Dev, el viejo Cadillac que lideraba a los coches encerrados en el depósito, se acercó al recién llegado.
—¿Y bien? ¿Tú por qué estás aquí? —le preguntó.
El pequeño Volkswagen sedán apartó la mirada, tímido, y no dijo una palabra.
—Callado, ¿eh? —continuó Dev—. Supongo que es tu primera vez aquí, ¿cierto? Seguro que sí. Por lo regular los novatos se comportan así, y créeme que lo agradezco: es preferible a que nos molesten toda la noche con pretensiones de inocencia. Aquí todos somos culpables de algo, lo reconozcamos o no. Mira allá, por ejemplo: ¿ves aquel Chevy rojo al fondo? Atropelló a una mujer con una carriola; su dueño pasará otros siete años tras las rejas. Ese Shelby jovencito, el que está casi al centro del patio, tiene tantas multas de velocidad que estará encerrado un buen tiempo. ¿Y qué decir de aquel Lincoln en el rincón? Ése sí que es un tipo peligroso: perteneció a un mafioso de Chicago durante la prohibición; sabrá Dios cuántos cuerpos le cargaron en el baúl. Todos preferimos guardar la distancia de él. ¿Yo? ¡Bah! Yo no hice nada interesante: me incautaron como pago por todos los impuestos que debía mi dueño. Y no creas que le importó gran cosa: yo ya era un cacharro a fin de cuentas…

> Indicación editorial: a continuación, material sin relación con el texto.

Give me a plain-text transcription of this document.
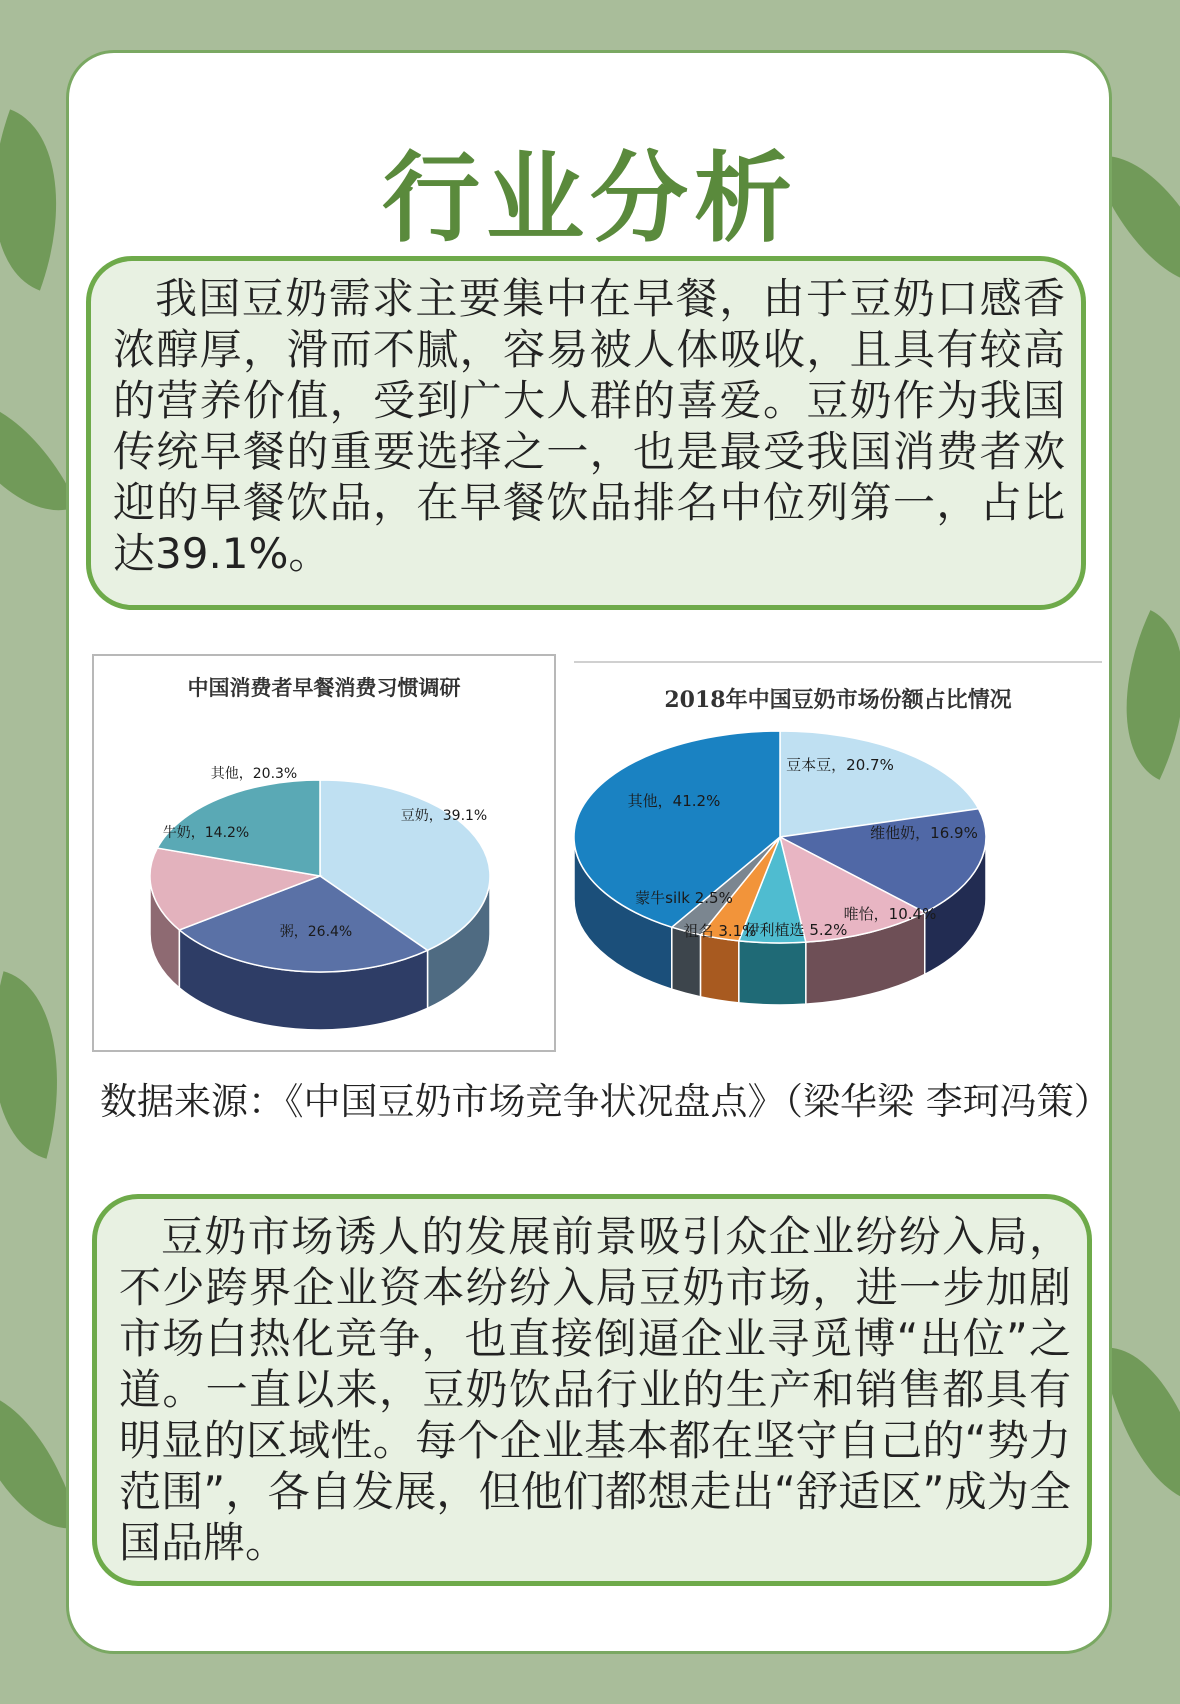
行业分析
我国豆奶需求主要集中在早餐，由于豆奶口感香浓醇厚，滑而不腻，容易被人体吸收，且具有较高的营养价值，受到广大人群的喜爱。豆奶作为我国传统早餐的重要选择之一，也是最受我国消费者欢迎的早餐饮品，在早餐饮品排名中位列第一，占比达39.1%。
中国消费者早餐消费习惯调研
豆奶，39.1%
粥，26.4%
牛奶，14.2%
其他，20.3%
2018年中国豆奶市场份额占比情况
豆本豆，20.7%
维他奶，16.9%
唯怡，10.4%
伊利植选 5.2%
祖名 3.1%
蒙牛silk 2.5%
其他，41.2%
数据来源：《中国豆奶市场竞争状况盘点》（梁华梁 李珂冯策）
豆奶市场诱人的发展前景吸引众企业纷纷入局，不少跨界企业资本纷纷入局豆奶市场，进一步加剧市场白热化竞争，也直接倒逼企业寻觅博“出位”之道。一直以来，豆奶饮品行业的生产和销售都具有明显的区域性。每个企业基本都在坚守自己的“势力范围”，各自发展，但他们都想走出“舒适区”成为全国品牌。
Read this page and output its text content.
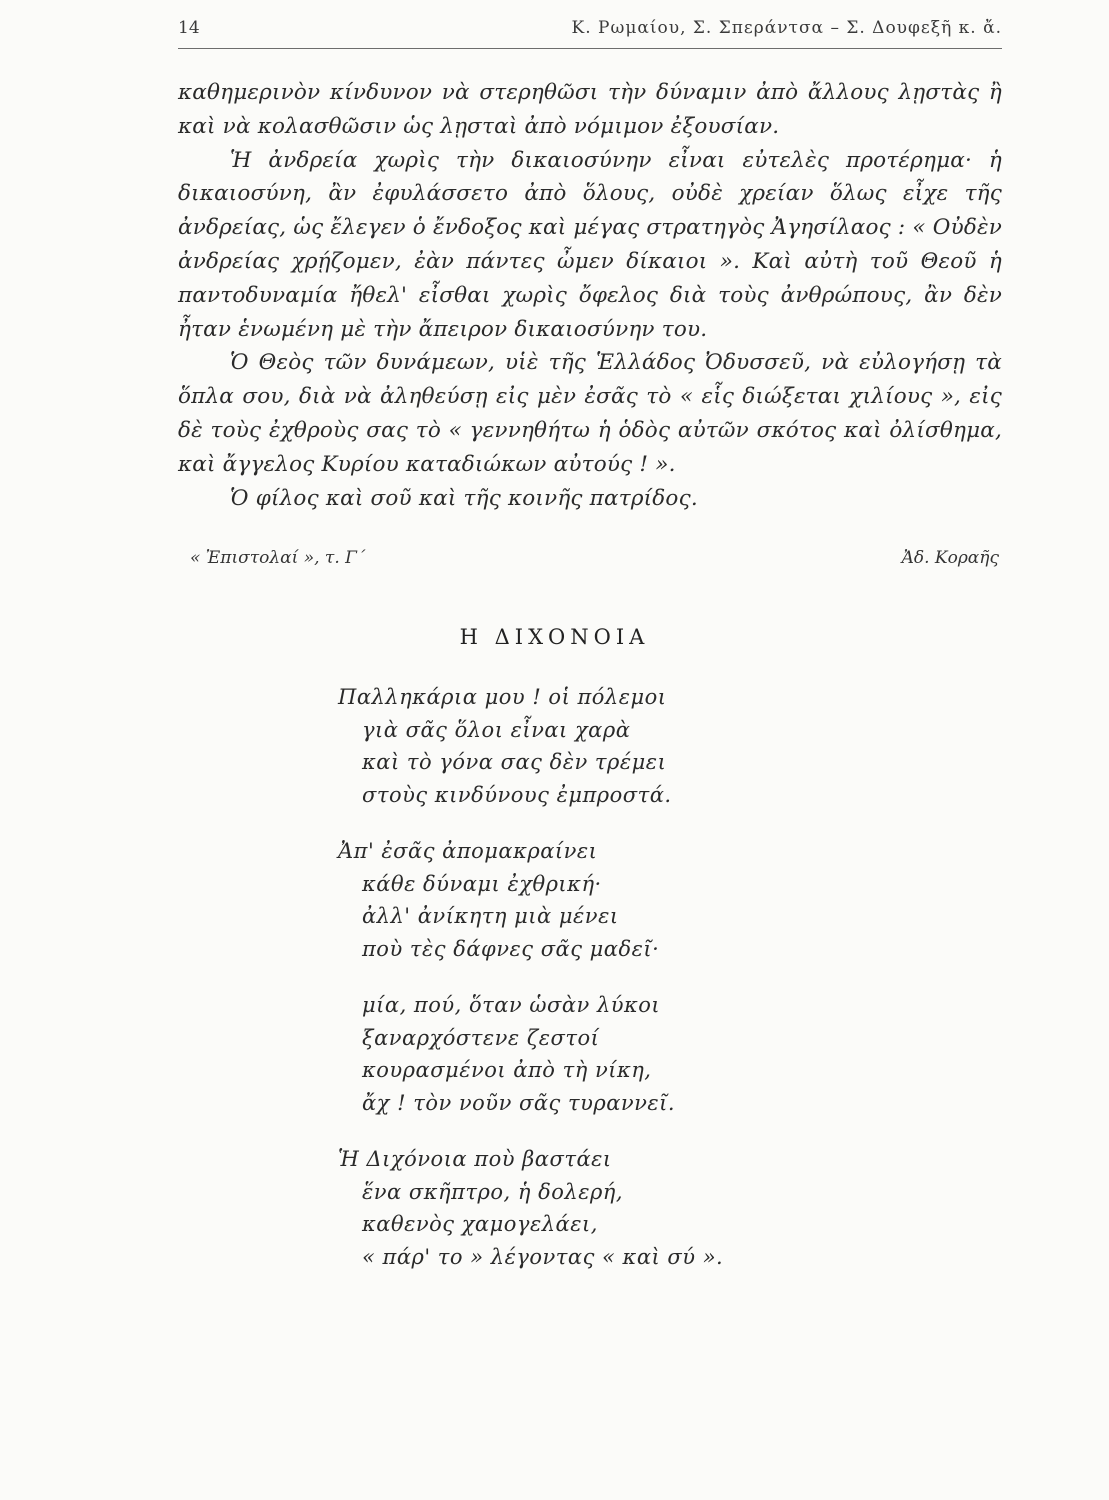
14	Κ. Ρωμαίου, Σ. Σπεράντσα – Σ. Δουφεξῆ κ. ἄ.

καθημερινὸν κίνδυνον νὰ στερηθῶσι τὴν δύναμιν ἀπὸ ἄλλους λῃστὰς ἢ καὶ νὰ κολασθῶσιν ὡς λῃσταὶ ἀπὸ νόμιμον ἐξουσίαν.

Ἡ ἀνδρεία χωρὶς τὴν δικαιοσύνην εἶναι εὐτελὲς προτέρημα· ἡ δικαιοσύνη, ἂν ἐφυλάσσετο ἀπὸ ὅλους, οὐδὲ χρείαν ὅλως εἶχε τῆς ἀνδρείας, ὡς ἔλεγεν ὁ ἔνδοξος καὶ μέγας στρατηγὸς Ἀγησίλαος : « Οὐδὲν ἀνδρείας χρῄζομεν, ἐὰν πάντες ὦμεν δίκαιοι ». Καὶ αὐτὴ τοῦ Θεοῦ ἡ παντοδυναμία ἤθελ' εἶσθαι χωρὶς ὄφελος διὰ τοὺς ἀνθρώπους, ἂν δὲν ἦταν ἑνωμένη μὲ τὴν ἄπειρον δικαιοσύνην του.

Ὁ Θεὸς τῶν δυνάμεων, υἱὲ τῆς Ἑλλάδος Ὀδυσσεῦ, νὰ εὐλογήσῃ τὰ ὅπλα σου, διὰ νὰ ἀληθεύσῃ εἰς μὲν ἐσᾶς τὸ « εἷς διώξεται χιλίους », εἰς δὲ τοὺς ἐχθροὺς σας τὸ « γεννηθήτω ἡ ὁδὸς αὐτῶν σκότος καὶ ὀλίσθημα, καὶ ἄγγελος Κυρίου καταδιώκων αὐτούς ! ».

Ὁ φίλος καὶ σοῦ καὶ τῆς κοινῆς πατρίδος.

« Ἐπιστολαί », τ. Γ΄	Ἀδ. Κοραῆς
Η ΔΙΧΟΝΟΙΑ
Παλληκάρια μου ! οἱ πόλεμοι
γιὰ σᾶς ὅλοι εἶναι χαρὰ
καὶ τὸ γόνα σας δὲν τρέμει
στοὺς κινδύνους ἐμπροστά.
Ἀπ' ἐσᾶς ἀπομακραίνει
κάθε δύναμι ἐχθρική·
ἀλλ' ἀνίκητη μιὰ μένει
ποὺ τὲς δάφνες σᾶς μαδεῖ·
μία, πού, ὅταν ὡσὰν λύκοι
ξαναρχόστενε ζεστοί
κουρασμένοι ἀπὸ τὴ νίκη,
ἄχ ! τὸν νοῦν σᾶς τυραννεῖ.
Ἡ Διχόνοια ποὺ βαστάει
ἕνα σκῆπτρο, ἡ δολερή,
καθενὸς χαμογελάει,
« πάρ' το » λέγοντας « καὶ σύ ».
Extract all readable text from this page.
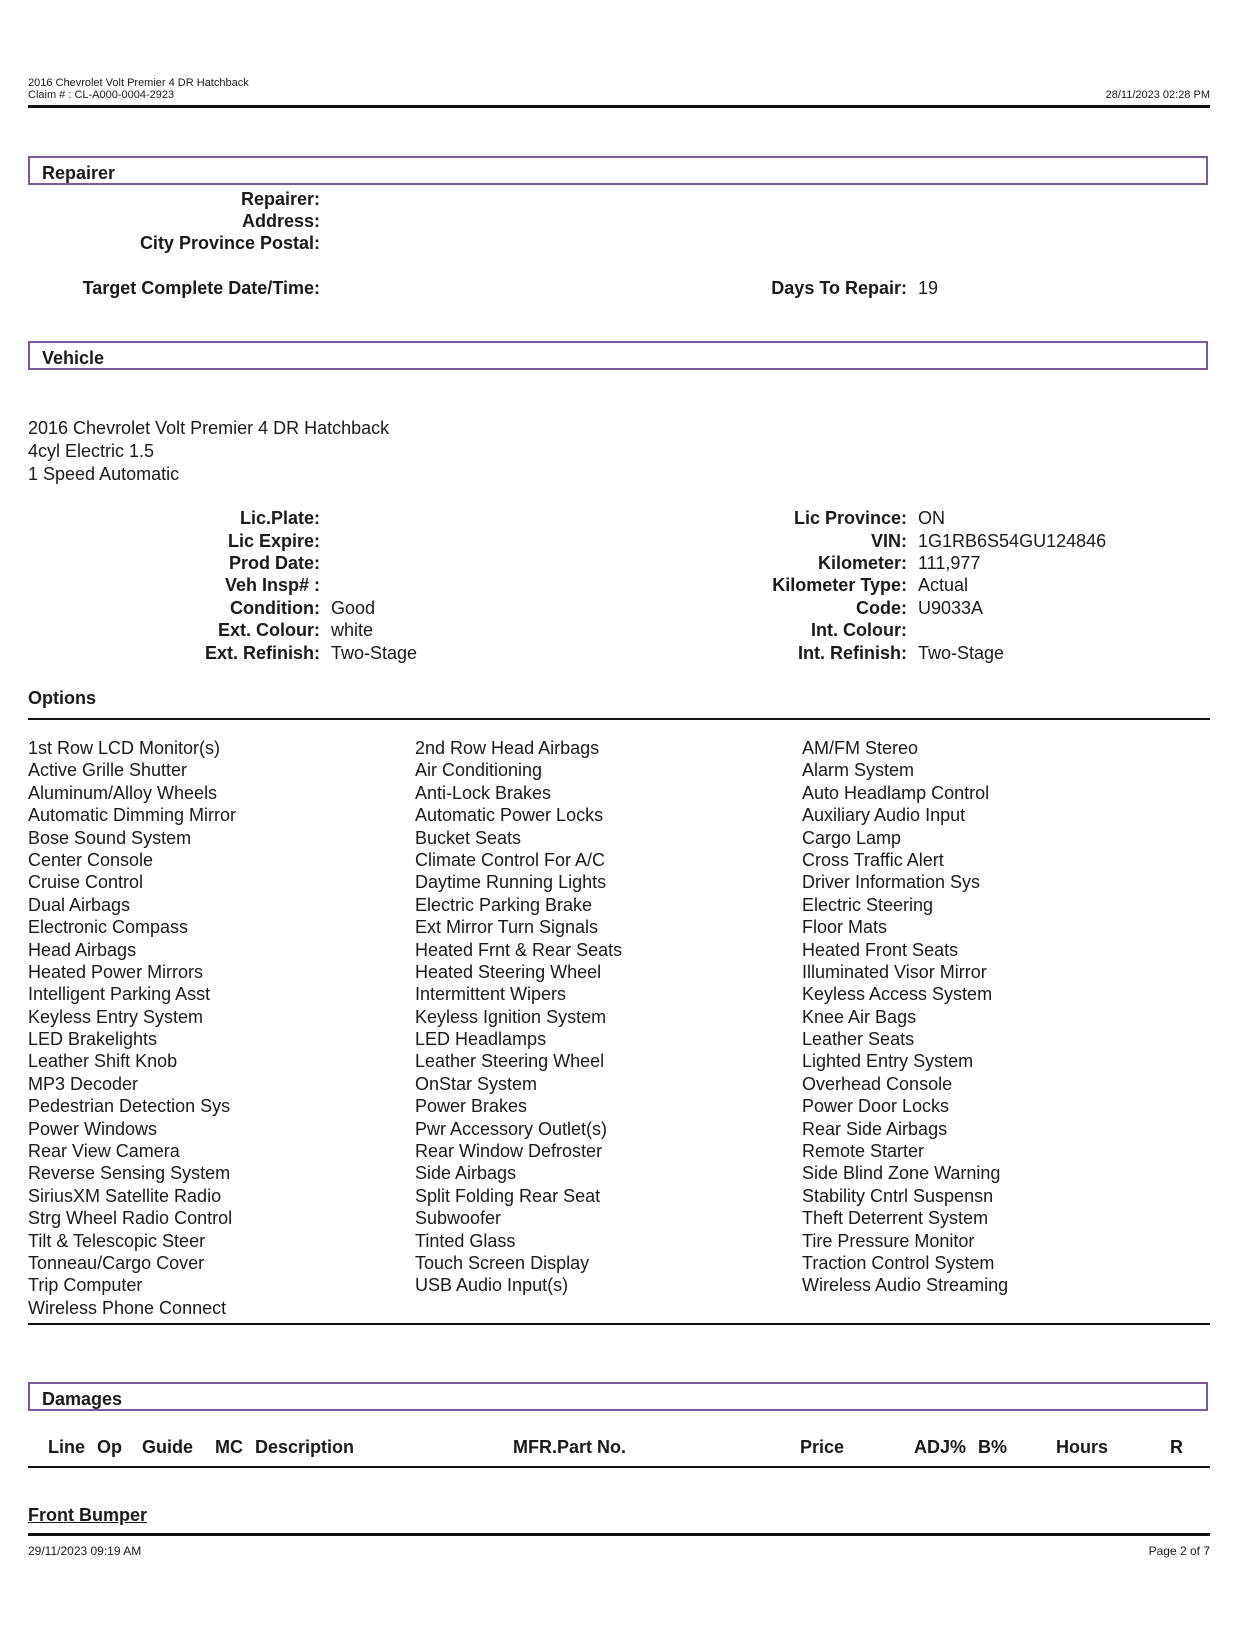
2016 Chevrolet Volt Premier 4 DR Hatchback
Claim # : CL-A000-0004-2923	28/11/2023 02:28 PM
Repairer
Repairer:
Address:
City Province Postal:
Target Complete Date/Time:	Days To Repair: 19
Vehicle
2016 Chevrolet Volt Premier 4 DR Hatchback
4cyl Electric 1.5
1 Speed Automatic
Lic.Plate:
Lic Expire:
Prod Date:
Veh Insp# :
Condition: Good
Ext. Colour: white
Ext. Refinish: Two-Stage
Lic Province: ON
VIN: 1G1RB6S54GU124846
Kilometer: 111,977
Kilometer Type: Actual
Code: U9033A
Int. Colour:
Int. Refinish: Two-Stage
Options
1st Row LCD Monitor(s)
Active Grille Shutter
Aluminum/Alloy Wheels
Automatic Dimming Mirror
Bose Sound System
Center Console
Cruise Control
Dual Airbags
Electronic Compass
Head Airbags
Heated Power Mirrors
Intelligent Parking Asst
Keyless Entry System
LED Brakelights
Leather Shift Knob
MP3 Decoder
Pedestrian Detection Sys
Power Windows
Rear View Camera
Reverse Sensing System
SiriusXM Satellite Radio
Strg Wheel Radio Control
Tilt & Telescopic Steer
Tonneau/Cargo Cover
Trip Computer
Wireless Phone Connect
2nd Row Head Airbags
Air Conditioning
Anti-Lock Brakes
Automatic Power Locks
Bucket Seats
Climate Control For A/C
Daytime Running Lights
Electric Parking Brake
Ext Mirror Turn Signals
Heated Frnt & Rear Seats
Heated Steering Wheel
Intermittent Wipers
Keyless Ignition System
LED Headlamps
Leather Steering Wheel
OnStar System
Power Brakes
Pwr Accessory Outlet(s)
Rear Window Defroster
Side Airbags
Split Folding Rear Seat
Subwoofer
Tinted Glass
Touch Screen Display
USB Audio Input(s)
AM/FM Stereo
Alarm System
Auto Headlamp Control
Auxiliary Audio Input
Cargo Lamp
Cross Traffic Alert
Driver Information Sys
Electric Steering
Floor Mats
Heated Front Seats
Illuminated Visor Mirror
Keyless Access System
Knee Air Bags
Leather Seats
Lighted Entry System
Overhead Console
Power Door Locks
Rear Side Airbags
Remote Starter
Side Blind Zone Warning
Stability Cntrl Suspensn
Theft Deterrent System
Tire Pressure Monitor
Traction Control System
Wireless Audio Streaming
Damages
Line Op Guide MC Description	MFR.Part No.	Price	ADJ% B%	Hours	R
Front Bumper
29/11/2023 09:19 AM	Page 2 of 7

El Volkswagen se quedó pensativo.
—Sé que debe ser duro escuchar todo esto y pensar que estarás aquí, con nosotros, un tiempo indefinido, pero tranquilízate: lo peor que puede suceder es que el teniente Brown venga y te quite alguna pieza para venderla como refacción. Así que, vamos, ¿cuál es tu historia?
Silencio. Por un momento Dev pensó que el muchacho era mudo. Iba a dejarlo por la paz cuando al fin habló:
—¿Alguna vez oíste hablar de Ted Bundy?
Entonces todos en el depósito voltearon en su dirección, perturbados, incluido el Lincoln del rincón al que suponían tan rudo.